A volte mi fermo davanti allo specchio, guardo dentro gli occhi scavati per vedere se la riconosco un po’ quella cosa lì, quella luce che ha resistito a così tante cose e giorni e luoghi, il vetro mi restituisce solo gli ultimi anni stanchi, cerchiati dal sonno, dalle delusioni che stanno macerando sul fondo del lavandino. Evaporeranno forse con l’acqua bollente in un momento buono, magari quello giusto.
Ogni giorno cerco quel movimento che fa la luce oltre il ciliegio selvatico, oggi la nebbia copre la metà di sopra ed il cielo è un blocco di cemento.
Chiudo l’ultima persiana, il buio è fitto e senza luci, c’è ancora nebbia.

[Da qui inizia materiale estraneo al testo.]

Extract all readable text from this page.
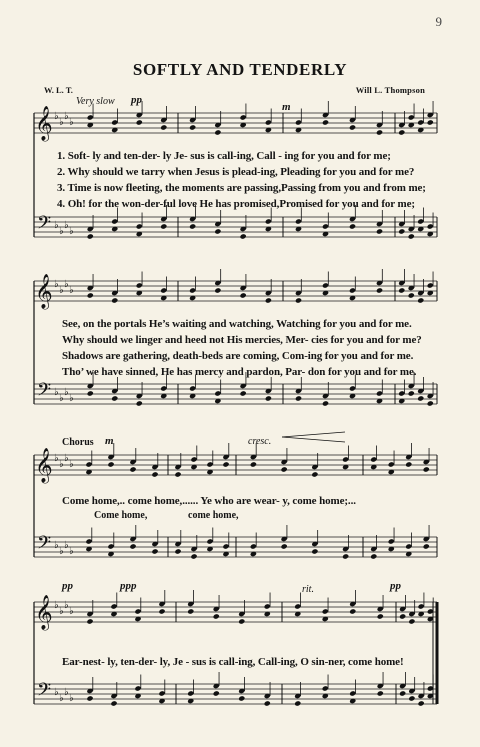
9
SOFTLY AND TENDERLY
W. L. T.	Will L. Thompson
Very slow pp
m
1. Soft- ly and ten-der- ly Je- sus is call-ing, Call - ing for you and for me;
2. Why should we tarry when Jesus is plead-ing, Pleading for you and for me?
3. Time is now fleeting, the moments are passing,Passing from you and from me;
4. Oh! for the won-der-ful love He has promised,Promised for you and for me;
See, on the portals He’s waiting and watching, Watching for you and for me.
Why should we linger and heed not His mercies, Mer- cies for you and for me?
Shadows are gathering, death-beds are coming, Com-ing for you and for me.
Tho’ we have sinned, He has mercy and pardon, Par- don for you and for me.
Chorus m	cresc.
Come home,.. come home,...... Ye who are wear- y, come home;...
Come home,	come home,
pp	ppp	rit.	pp
Ear-nest- ly, ten-der- ly, Je - sus is call-ing, Call-ing, O sin-ner, come home!
𝄞
𝄢
♭
♭
♭
♭
♭
♭
♭
♭
𝄞
𝄢
♭
♭
♭
♭
♭
♭
♭
♭
𝄞
𝄢
♭
♭
♭
♭
♭
♭
♭
♭
𝄞
𝄢
♭
♭
♭
♭
♭
♭
♭
♭
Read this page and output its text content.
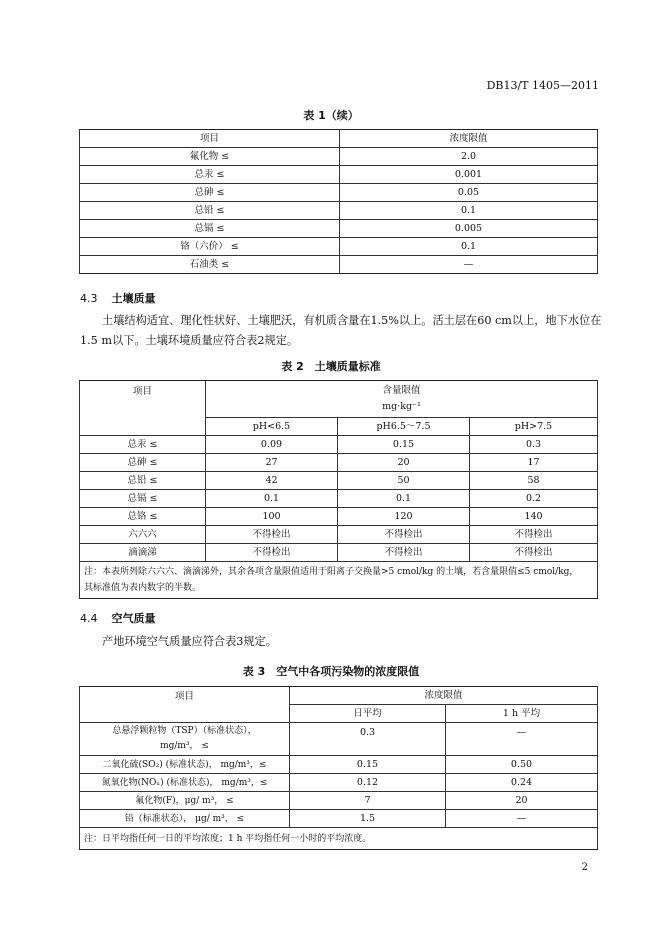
DB13/T 1405—2011
表 1（续）
项目	浓度限值
氟化物 ≤	2.0
总汞 ≤	0.001
总砷 ≤	0.05
总铅 ≤	0.1
总镉 ≤	0.005
铬（六价） ≤	0.1
石油类 ≤	—
4.3 土壤质量
土壤结构适宜、理化性状好、土壤肥沃，有机质含量在1.5%以上。活土层在60 cm以上，地下水位在1.5 m以下。土壤环境质量应符合表2规定。
表 2　土壤质量标准
项目	含量限值
mg·kg⁻¹		

	pH<6.5	pH6.5～7.5	pH>7.5
总汞 ≤	0.09	0.15	0.3
总砷 ≤	27	20	17
总铅 ≤	42	50	58
总镉 ≤	0.1	0.1	0.2
总铬 ≤	100	120	140
六六六	不得检出	不得检出	不得检出
滴滴涕	不得检出	不得检出	不得检出

注：本表所列除六六六、滴滴涕外，其余各项含量限值适用于阳离子交换量>5 cmol/kg 的土壤，若含量限值≤5 cmol/kg，
其标准值为表内数字的半数。			
4.4 空气质量
产地环境空气质量应符合表3规定。
表 3　空气中各项污染物的浓度限值
项目	浓度限值	
	日平均	1 h 平均
总悬浮颗粒物（TSP）（标准状态）， mg/m³， ≤	0.3	—
二氧化硫(SO₂) (标准状态)， mg/m³，≤	0.15	0.50
氮氧化物(NOₓ) (标准状态)， mg/m³，≤	0.12	0.24
氟化物(F)，μg/ m³， ≤	7	20
铅（标准状态）， μg/ m³， ≤	1.5	—
注：日平均指任何一日的平均浓度；1 h 平均指任何一小时的平均浓度。		
2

Guardo la stanza, l’asimmetria data dalla mia parte colma di libri, guardo gli altri libri appoggiati a terra, dovrei farmi fare una libreria, penso, c’è un vecchio cofanetto, un residuo dei traslochi, una metà della vita che sembra di qualcun altro.
Dovrei buttarle le cose vecchie mi dico, invece conservo tutto, perfino le mollettine luccicose a forma di farfalla di quando avevo i capelli lunghi. Ci sono le spille che mettevo sulla divisa da barman, un braccialetto rotto, due croci d’argento, un lapislazzuli, un  gettone. Mi ricorda le telefonate nelle cabine chiuse, i rumori lontani del bar, di quelli che giocavano a carte la domenica pomeriggio. L’odore della plastica, di aria rimasta chiusa, di chi c’era stato prima, un profumo che si incastrava nelle fessure e nel naso.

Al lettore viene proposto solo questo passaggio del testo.